Aims: To investigate the relation between the IL2RA loci SNPs, rs2104286 and rs11256593, DNA methylation and the effect on IL2RA gene expression in total CD8 T cells.
Methods: Total CD8 T cells were isolated from 52 healthy controls comprising 5 heterozygous, 25 homozygous for the risk allele (T) and 22 homozygous for the protective (C) allele of rs2104286 and rs11256593. DNA methylation status of six CpG-sites in the IL2RA promoter and one at the rs2104286 SNP were determined using PyroMarkQ24 pyrosequencing. A Nanostring NCounter® PanCancer Immune Profiling panel was used to measure gene expression levels.
Results: In total CD8 T cells we found a significant allele specific methylation at the rs2104286 CpG-site (chr.10:6,057,082) when comparing CC, CT and TT-risk carriers (p=0.0001). However, this methylation difference did not correlate with IL2RA gene expression. The IL2RA promoter methylation level of one CpG-site (chr10:6,062,684) was significantly different between healthy CC- and TT-carriers (p=0.048) and correlated with rs2104286 CpG methylation status (rho=0.33; p=0.02).
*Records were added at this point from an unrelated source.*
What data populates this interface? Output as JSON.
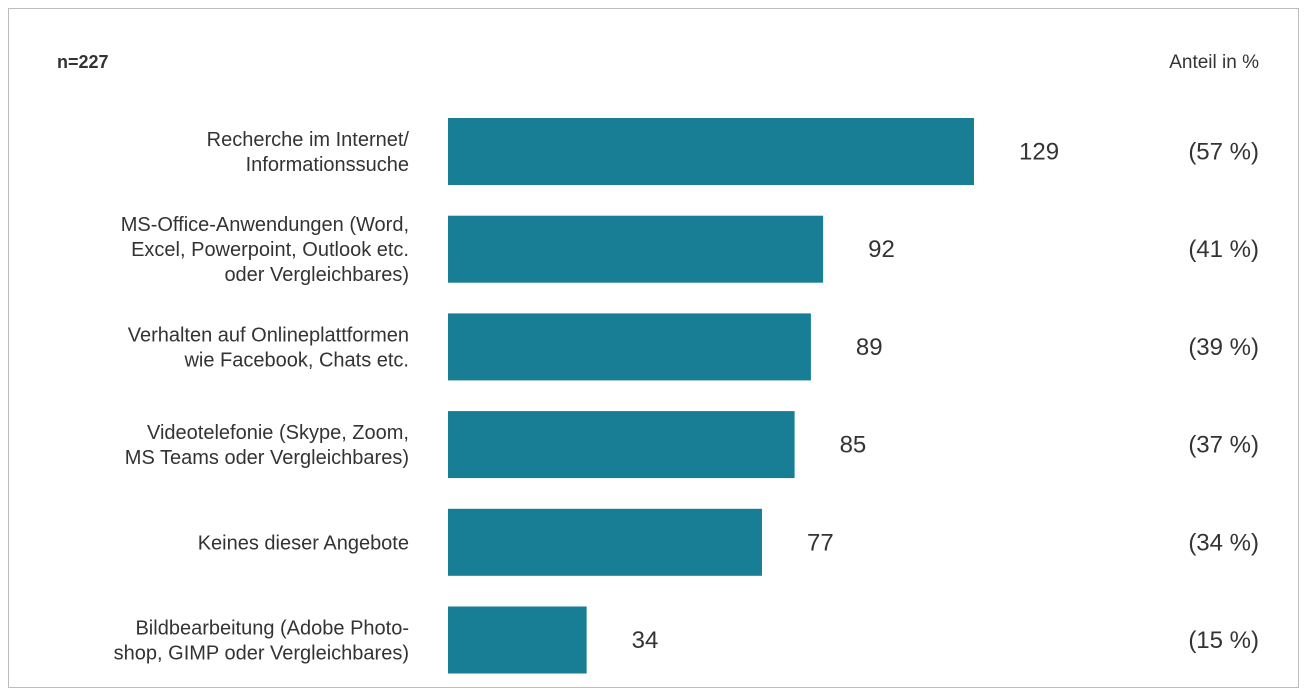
{
  "chart_data": {
    "type": "bar",
    "orientation": "horizontal",
    "sample_label": "n=227",
    "unit_label": "Anteil in %",
    "bar_color": "#177e96",
    "xlim": [
      0,
      129
    ],
    "categories": [
      [
        "Recherche im Internet/",
        "Informationssuche"
      ],
      [
        "MS-Office-Anwendungen (Word,",
        "Excel, Powerpoint, Outlook etc.",
        "oder Vergleichbares)"
      ],
      [
        "Verhalten auf Onlineplattformen",
        "wie Facebook, Chats etc."
      ],
      [
        "Videotelefonie (Skype, Zoom,",
        "MS Teams oder Vergleichbares)"
      ],
      [
        "Keines dieser Angebote"
      ],
      [
        "Bildbearbeitung (Adobe Photo-",
        "shop, GIMP oder Vergleichbares)"
      ]
    ],
    "values": [
      129,
      92,
      89,
      85,
      77,
      34
    ],
    "percent_labels": [
      "(57 %)",
      "(41 %)",
      "(39 %)",
      "(37 %)",
      "(34 %)",
      "(15 %)"
    ]
  }
}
In CD8 T cells only minor negative correlations were observed between the IL2RA promoter methylation and gene expression but interestingly, IL2RA promoter methylation correlated negatively with IL15RA gene expression (rho=-0.5;p< 0.001).
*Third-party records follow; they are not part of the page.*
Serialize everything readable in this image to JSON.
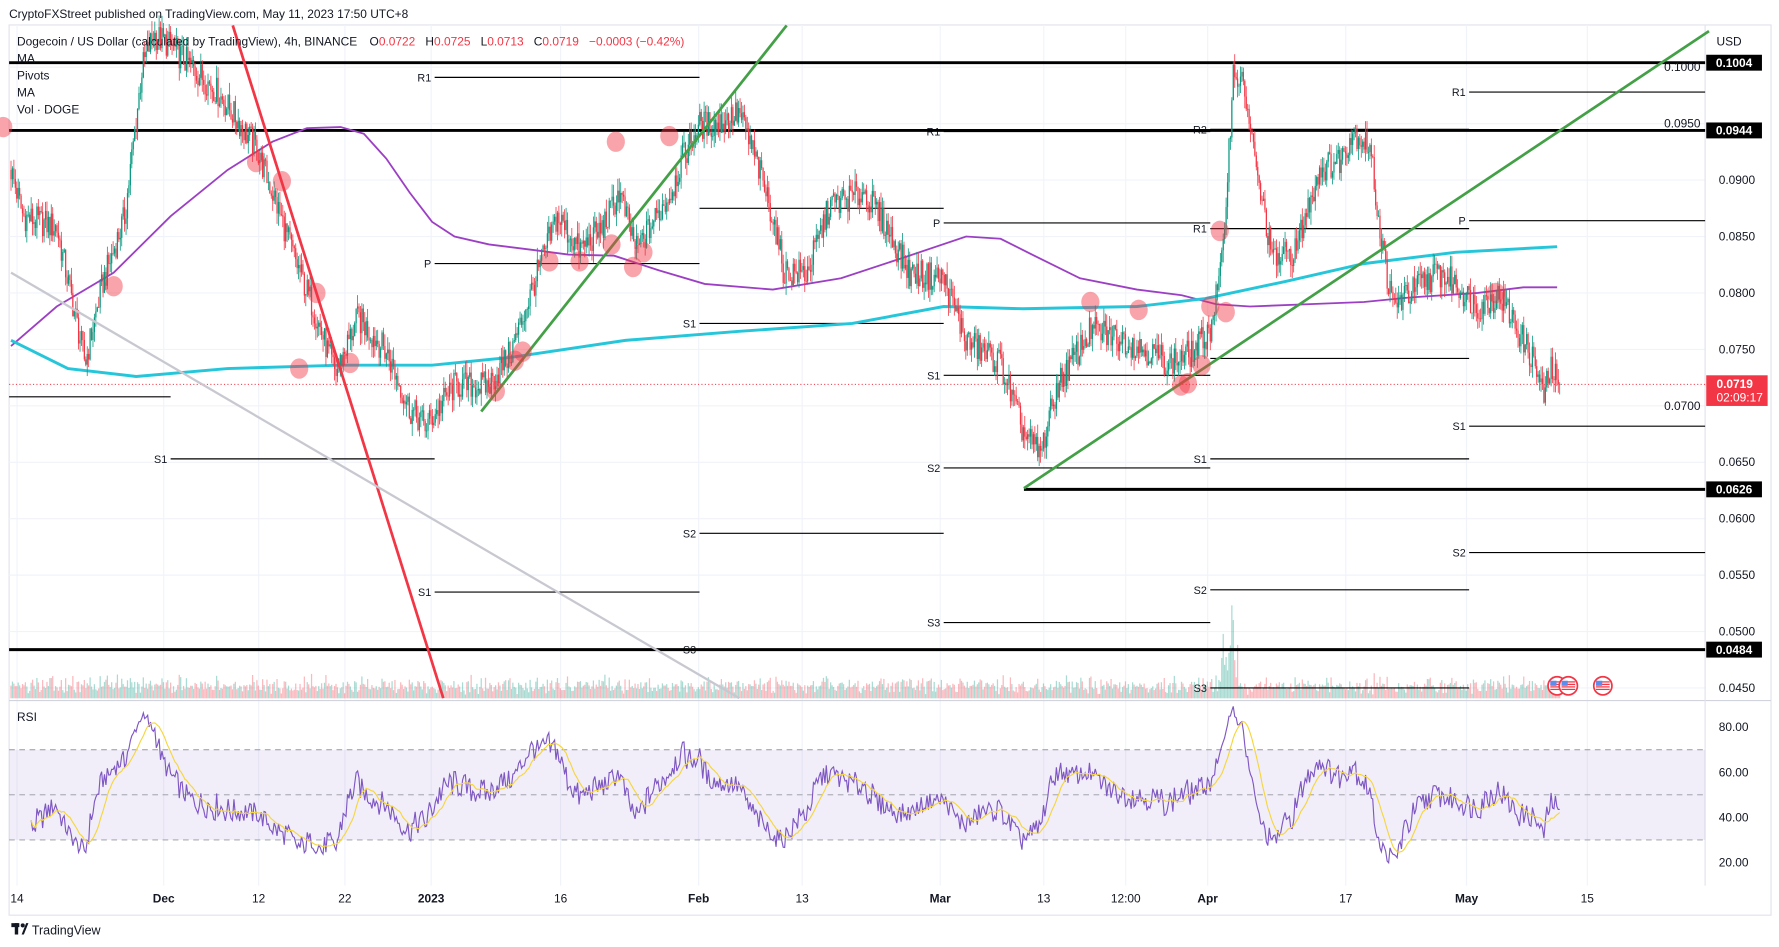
{
  "header": {
    "published": "CryptoFXStreet published on TradingView.com, May 11, 2023 17:50 UTC+8"
  },
  "legend": {
    "symbol": "Dogecoin / US Dollar (calculated by TradingView), 4h, BINANCE",
    "o_label": "O",
    "o": "0.0722",
    "h_label": "H",
    "h": "0.0725",
    "l_label": "L",
    "l": "0.0713",
    "c_label": "C",
    "c": "0.0719",
    "change": "−0.0003 (−0.42%)",
    "indicators": [
      "MA",
      "Pivots",
      "MA",
      "Vol · DOGE"
    ]
  },
  "rsi_label": "RSI",
  "brand": "TradingView",
  "chart_data": {
    "type": "candlestick",
    "title": "Dogecoin / US Dollar, 4h, BINANCE",
    "x_unit": "days since 2022-11-14",
    "currency": "USD",
    "ylim": [
      0.044,
      0.104
    ],
    "colors": {
      "up": "#089981",
      "down": "#f23645",
      "ma_slow": "#9c3fc4",
      "ma_long": "#26c6da",
      "rsi": "#7e57c2",
      "rsi_ma": "#f5d63d",
      "trend_up": "#43a047",
      "trend_down": "#f23645",
      "trend_gray": "#c8c8d0",
      "level": "#000000"
    },
    "price_path": [
      [
        -0.7,
        0.0909
      ],
      [
        0.7,
        0.0868
      ],
      [
        4.6,
        0.0858
      ],
      [
        7.9,
        0.0738
      ],
      [
        9.9,
        0.0808
      ],
      [
        12.5,
        0.0868
      ],
      [
        14.5,
        0.0999
      ],
      [
        15.8,
        0.1029
      ],
      [
        17.8,
        0.1019
      ],
      [
        20.4,
        0.0999
      ],
      [
        23.1,
        0.0979
      ],
      [
        25.0,
        0.0959
      ],
      [
        27.7,
        0.0929
      ],
      [
        29.6,
        0.0889
      ],
      [
        32.3,
        0.0828
      ],
      [
        34.3,
        0.0788
      ],
      [
        36.9,
        0.0728
      ],
      [
        39.5,
        0.0778
      ],
      [
        42.8,
        0.0748
      ],
      [
        45.5,
        0.0697
      ],
      [
        47.4,
        0.0682
      ],
      [
        50.7,
        0.0718
      ],
      [
        54.7,
        0.0718
      ],
      [
        57.3,
        0.0748
      ],
      [
        59.9,
        0.0808
      ],
      [
        62.6,
        0.0868
      ],
      [
        65.2,
        0.0838
      ],
      [
        67.9,
        0.0858
      ],
      [
        69.8,
        0.0889
      ],
      [
        71.8,
        0.0838
      ],
      [
        75.8,
        0.0889
      ],
      [
        77.1,
        0.0919
      ],
      [
        79.1,
        0.0949
      ],
      [
        81.0,
        0.0949
      ],
      [
        83.7,
        0.0959
      ],
      [
        85.6,
        0.0919
      ],
      [
        87.6,
        0.0868
      ],
      [
        88.9,
        0.0818
      ],
      [
        91.6,
        0.0818
      ],
      [
        94.2,
        0.0878
      ],
      [
        98.2,
        0.0889
      ],
      [
        100.8,
        0.0858
      ],
      [
        103.4,
        0.0818
      ],
      [
        107.4,
        0.0813
      ],
      [
        110.0,
        0.0758
      ],
      [
        114.0,
        0.0738
      ],
      [
        116.6,
        0.0677
      ],
      [
        118.6,
        0.0657
      ],
      [
        120.6,
        0.0718
      ],
      [
        124.5,
        0.0768
      ],
      [
        128.5,
        0.0758
      ],
      [
        131.1,
        0.0748
      ],
      [
        133.7,
        0.0738
      ],
      [
        136.4,
        0.0748
      ],
      [
        138.3,
        0.0768
      ],
      [
        139.7,
        0.0828
      ],
      [
        141.0,
        0.0999
      ],
      [
        142.3,
        0.0979
      ],
      [
        143.6,
        0.0909
      ],
      [
        145.6,
        0.0828
      ],
      [
        148.2,
        0.0838
      ],
      [
        150.9,
        0.0909
      ],
      [
        153.5,
        0.0919
      ],
      [
        154.8,
        0.0944
      ],
      [
        156.8,
        0.0929
      ],
      [
        158.1,
        0.0848
      ],
      [
        159.4,
        0.0788
      ],
      [
        162.7,
        0.0808
      ],
      [
        164.7,
        0.0818
      ],
      [
        166.7,
        0.0808
      ],
      [
        169.3,
        0.0788
      ],
      [
        171.9,
        0.0798
      ],
      [
        173.9,
        0.0768
      ],
      [
        175.9,
        0.0738
      ],
      [
        176.9,
        0.0707
      ],
      [
        177.8,
        0.0733
      ],
      [
        178.8,
        0.0719
      ]
    ],
    "ma_slow": [
      [
        -0.7,
        0.0753
      ],
      [
        4.6,
        0.0788
      ],
      [
        11.2,
        0.0818
      ],
      [
        17.8,
        0.0868
      ],
      [
        24.4,
        0.0909
      ],
      [
        29.6,
        0.0934
      ],
      [
        33.6,
        0.0946
      ],
      [
        37.5,
        0.0947
      ],
      [
        40.2,
        0.0941
      ],
      [
        42.8,
        0.0919
      ],
      [
        45.5,
        0.0889
      ],
      [
        48.1,
        0.0863
      ],
      [
        50.7,
        0.085
      ],
      [
        54.7,
        0.0843
      ],
      [
        59.9,
        0.0838
      ],
      [
        63.9,
        0.0834
      ],
      [
        69.2,
        0.0833
      ],
      [
        74.4,
        0.082
      ],
      [
        79.7,
        0.0808
      ],
      [
        87.6,
        0.0803
      ],
      [
        95.5,
        0.0813
      ],
      [
        103.4,
        0.0833
      ],
      [
        110.0,
        0.085
      ],
      [
        114.0,
        0.0848
      ],
      [
        117.9,
        0.0833
      ],
      [
        123.2,
        0.0813
      ],
      [
        129.8,
        0.0803
      ],
      [
        135.0,
        0.0798
      ],
      [
        139.0,
        0.079
      ],
      [
        142.9,
        0.0788
      ],
      [
        149.5,
        0.079
      ],
      [
        156.1,
        0.0792
      ],
      [
        161.4,
        0.0796
      ],
      [
        169.3,
        0.08
      ],
      [
        174.6,
        0.0805
      ],
      [
        178.5,
        0.0805
      ]
    ],
    "ma_long": [
      [
        -0.7,
        0.0758
      ],
      [
        5.9,
        0.0733
      ],
      [
        13.8,
        0.0726
      ],
      [
        24.4,
        0.0733
      ],
      [
        37.5,
        0.0736
      ],
      [
        48.1,
        0.0736
      ],
      [
        57.3,
        0.0743
      ],
      [
        70.5,
        0.0758
      ],
      [
        83.7,
        0.0766
      ],
      [
        96.8,
        0.0773
      ],
      [
        107.4,
        0.0788
      ],
      [
        116.6,
        0.0786
      ],
      [
        129.8,
        0.0788
      ],
      [
        137.7,
        0.0795
      ],
      [
        146.9,
        0.081
      ],
      [
        156.1,
        0.0826
      ],
      [
        166.7,
        0.0836
      ],
      [
        178.5,
        0.0841
      ]
    ],
    "trendlines": [
      {
        "name": "downtrend-red",
        "color": "trend_down",
        "from": [
          25.0,
          0.1037
        ],
        "to": [
          49.4,
          0.0441
        ]
      },
      {
        "name": "downtrend-gray",
        "color": "trend_gray",
        "from": [
          -0.7,
          0.0818
        ],
        "to": [
          83.7,
          0.0441
        ]
      },
      {
        "name": "uptrend-green-1",
        "color": "trend_up",
        "from": [
          53.8,
          0.0695
        ],
        "to": [
          89.2,
          0.1037
        ]
      },
      {
        "name": "uptrend-green-2",
        "color": "trend_up",
        "from": [
          116.7,
          0.0627
        ],
        "to": [
          196.1,
          0.1032
        ]
      }
    ],
    "key_levels": [
      {
        "price": 0.1004,
        "label": "0.1004",
        "from": -1.0
      },
      {
        "price": 0.0944,
        "label": "0.0944",
        "from": -1.0
      },
      {
        "price": 0.0626,
        "label": "0.0626",
        "from": 116.7
      },
      {
        "price": 0.0484,
        "label": "0.0484",
        "from": -1.0
      }
    ],
    "pivots": [
      {
        "from": -1.0,
        "to": 17.8,
        "levels": [
          {
            "label": "",
            "price": 0.0708
          }
        ]
      },
      {
        "from": 17.8,
        "to": 48.4,
        "levels": [
          {
            "label": "S1",
            "price": 0.0653
          }
        ]
      },
      {
        "from": 48.4,
        "to": 79.1,
        "levels": [
          {
            "label": "R1",
            "price": 0.0991
          },
          {
            "label": "P",
            "price": 0.0826
          },
          {
            "label": "S1",
            "price": 0.0535
          }
        ]
      },
      {
        "from": 79.1,
        "to": 107.4,
        "levels": [
          {
            "label": "",
            "price": 0.0875
          },
          {
            "label": "S1",
            "price": 0.0773
          },
          {
            "label": "S2",
            "price": 0.0587
          },
          {
            "label": "S3",
            "price": 0.0484
          }
        ]
      },
      {
        "from": 107.4,
        "to": 138.3,
        "levels": [
          {
            "label": "R1",
            "price": 0.0943
          },
          {
            "label": "P",
            "price": 0.0862
          },
          {
            "label": "S1",
            "price": 0.0727
          },
          {
            "label": "S2",
            "price": 0.0645
          },
          {
            "label": "S3",
            "price": 0.0508
          }
        ]
      },
      {
        "from": 138.3,
        "to": 168.3,
        "levels": [
          {
            "label": "R2",
            "price": 0.0945
          },
          {
            "label": "R1",
            "price": 0.0857
          },
          {
            "label": "",
            "price": 0.0742
          },
          {
            "label": "S1",
            "price": 0.0653
          },
          {
            "label": "S2",
            "price": 0.0537
          },
          {
            "label": "S3",
            "price": 0.045
          }
        ]
      },
      {
        "from": 168.3,
        "to": 196.1,
        "levels": [
          {
            "label": "R1",
            "price": 0.0978
          },
          {
            "label": "P",
            "price": 0.0864
          },
          {
            "label": "S1",
            "price": 0.0682
          },
          {
            "label": "S2",
            "price": 0.057
          }
        ]
      }
    ],
    "highlights": [
      [
        -1.6,
        0.0947
      ],
      [
        11.2,
        0.0806
      ],
      [
        27.7,
        0.0916
      ],
      [
        30.7,
        0.0899
      ],
      [
        32.7,
        0.0733
      ],
      [
        34.7,
        0.08
      ],
      [
        38.6,
        0.0738
      ],
      [
        55.5,
        0.0713
      ],
      [
        57.7,
        0.074
      ],
      [
        58.6,
        0.0748
      ],
      [
        61.7,
        0.0828
      ],
      [
        65.2,
        0.0828
      ],
      [
        68.9,
        0.0843
      ],
      [
        71.4,
        0.0823
      ],
      [
        72.6,
        0.0836
      ],
      [
        69.4,
        0.0934
      ],
      [
        75.6,
        0.0939
      ],
      [
        134.9,
        0.0718
      ],
      [
        135.7,
        0.072
      ],
      [
        137.3,
        0.0736
      ],
      [
        138.3,
        0.0788
      ],
      [
        139.4,
        0.0855
      ],
      [
        140.1,
        0.0783
      ],
      [
        124.4,
        0.0792
      ],
      [
        130.0,
        0.0785
      ],
      [
        171.4,
        0.08
      ]
    ],
    "events": [
      178.5,
      179.8,
      183.8
    ],
    "last_price": {
      "label": "0.0719",
      "countdown": "02:09:17",
      "price": 0.0719
    },
    "price_ticks": [
      "0.1000",
      "0.0950",
      "0.0900",
      "0.0850",
      "0.0800",
      "0.0750",
      "0.0700",
      "0.0650",
      "0.0600",
      "0.0550",
      "0.0500",
      "0.0450"
    ],
    "rsi_ticks": [
      "80.00",
      "60.00",
      "40.00",
      "20.00"
    ],
    "rsi_bands": [
      70,
      50,
      30
    ],
    "x_ticks": [
      {
        "label": "14",
        "day": 0
      },
      {
        "label": "Dec",
        "day": 17
      },
      {
        "label": "12",
        "day": 28
      },
      {
        "label": "22",
        "day": 38
      },
      {
        "label": "2023",
        "day": 48
      },
      {
        "label": "16",
        "day": 63
      },
      {
        "label": "Feb",
        "day": 79
      },
      {
        "label": "13",
        "day": 91
      },
      {
        "label": "Mar",
        "day": 107
      },
      {
        "label": "13",
        "day": 119
      },
      {
        "label": "12:00",
        "day": 128.5
      },
      {
        "label": "Apr",
        "day": 138
      },
      {
        "label": "17",
        "day": 154
      },
      {
        "label": "May",
        "day": 168
      },
      {
        "label": "15",
        "day": 182
      }
    ]
  }
}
Conclusions: These results show that differential methylation at two CpG-sites in the IL2RA locus in CD8 T cells is associated with the gene variants rs2104286 and rs11256593, which could represent one mechanism to how they increase MS susceptibility, however, this methylation had no major effect on IL2RA gene expression in unstimulated CD8 T cells.
Disclosure: Helle Bach Søndergaard has received support for congress participation from Biogen Idec, Genzyme and Teva.
Hannah-Marie Laigaard reports no disclosures.
Sophie Buhelt reports no disclosures.
Marina Rode von Essen reports no disclosures.
Henrik Ullum has received an unrestricted research grant form Novartis.
Annette Oturai has served on scientific advisory boards for Novartis, and served as consultant for Biogen Idec; has received support for congress participation from Biogen Idec, Novartis, Sanofi Aventis and Teva; has received speaker honoraria from, Biogen Idec, Novartis, and Sanofi-Aventis.
Finn Sellebjerg has served on scientific advisory boards for Biogen, Merck, Novartis and Sanofi Genzyme; served as consultant for Biogen and EMD Serono; received support for congress participation from Biogen, Novartis, Roche and Teva; and received speaker honoraria from Biogen, Merck, Novartis, Sanofi Genzyme and Teva. Sellebjerg's laboratory has received research support from Biogen, EMD Serono, Sanofi Genzyme, Novartis and Roche.